Chrysler has announced that it will offer a special edition Motown version of the 300 sedan. To be introduced at the North American International Auto Show in Detroit and offered for sale in the spring, the car comes with the blessing of Berry Gordy Jr., Motown’s founder. Mr. Gordy also appears in a new television advertisement publicizing the Motown edition and promoting “Motown: The Musical,” a production based on Mr. Gordy’s life set to open on Broadway in April.
In the ad, Mr. Gordy is seen in the back seat of the new car. The car passes the famous Hitsville U.S.A. house, site of the company’s early offices and now the Motown Museum. To a soundtrack of “Ain’t No Mountain High Enough,” the Marvin Gaye-Tammi Terrell Motown classic, the ad presents stills of Motown stars and clips of a drive from Detroit to Manhattan. It tracks a journey that begins with such Detroit landmarks as the Detroit Institute of Arts, but ends in New York, specifically in front of the Lunt-Fontanne Theater.
The Motown edition is visually cleaned up and accented. Its face is a good match, it turns out, for the face of the balding Mr. Gordy, a former boxer. Both are planar and rugged.
Unlike the Chryslers of Motown’s golden years, the Motown 300 offers neither eight-track stereo nor 8-cylinder engine. There is, however, an 8-speed ZF automatic transmission to make the most of the 3.6-liter Pentastar V-6, with 292 horsepower and 31 m.p.g. on the highway.
The custom look of the car is restrained but bold. It’s no blingmobile, but there is plenty of brightwork, including a seven-blade grille whose pattern is picked up by the 20-inch wheels and chrome accents on fascias and door handles.

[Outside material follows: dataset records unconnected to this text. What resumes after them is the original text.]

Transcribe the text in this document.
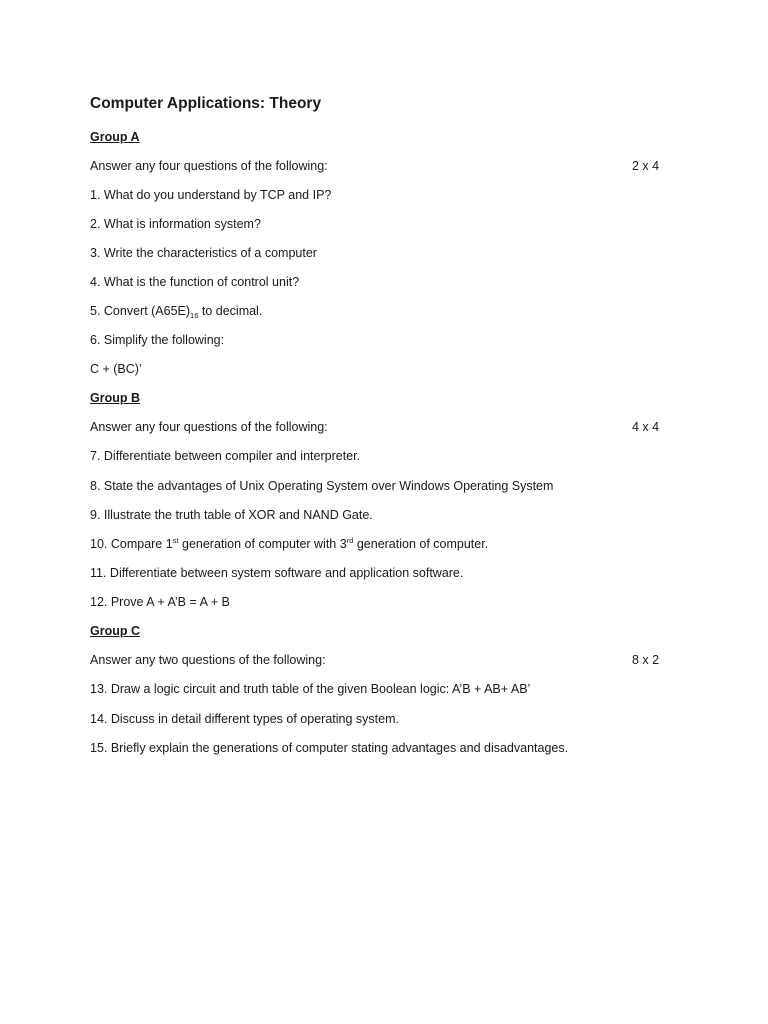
Computer Applications: Theory
Group A
Answer any four questions of the following:	2 x 4
1. What do you understand by TCP and IP?
2. What is information system?
3. Write the characteristics of a computer
4. What is the function of control unit?
5. Convert $(A65E)_{16}$ to decimal.
6. Simplify the following:
C + (BC)’
Group B
Answer any four questions of the following:	4 x 4
7. Differentiate between compiler and interpreter.
8. State the advantages of Unix Operating System over Windows Operating System
9. Illustrate the truth table of XOR and NAND Gate.
10. Compare 1st generation of computer with 3rd generation of computer.
11. Differentiate between system software and application software.
12. Prove A + A’B = A + B
Group C
Answer any two questions of the following:	8 x 2
13. Draw a logic circuit and truth table of the given Boolean logic: A’B + AB+ AB’
14. Discuss in detail different types of operating system.
15. Briefly explain the generations of computer stating advantages and disadvantages.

The interior is based on a theme of white and black — like a piano keyboard. There is pearl white Nappa leather seating and a cockpit accented with piano black and black olive ash wood trim, a warm gray, to judge from the detail images Chrysler made available to the press.
The car arrives with 100 Motown songs preloaded on a memory card, part of the UConnect media info system. Sound comes from a 10-speaker Beats system with an 8.4-inch touch screen display. The Motown logo is visible outside, on the front quarter panels and insider embossed on the white leather seatbacks.
Chrysler has a history of nurturing sales of models with special editions. (Chrysler has sold 63,572 300s through November.) Previously it offered John Varvatos Luxury and John Varvatos limited editions of the 300C, each reflecting in different ways the style of Mr. Varvatos, a Detroit-raised fashion designer. (Mr. Varvatos is a music fan, too; he displays guitars and vintage records and audio equipment in his stores.) The John Varvatos Limited Edition offers a choice of the 5.7-liter Hemi engine.
The Detroit News reported that the Motown edition 300 will be joined by a Chrysler 200 8 Mile special edition, timed to the 10th anniversary of the film “Eight Mile” and extending the company’s relationship with Eminem.
Chrysler has something of a musical tradition in promoting and customizing its cars. Who can forget Snoop Dogg’s 2005 round of golf with Lee Iacocca? And decades before, when Mr. Iacocca was Chrysler’s chief executive, the company produced a 1981 Frank Sinatra edition Imperial.
The Motown 300 is available in bright white, gloss black, deep cherry red or jazz blue.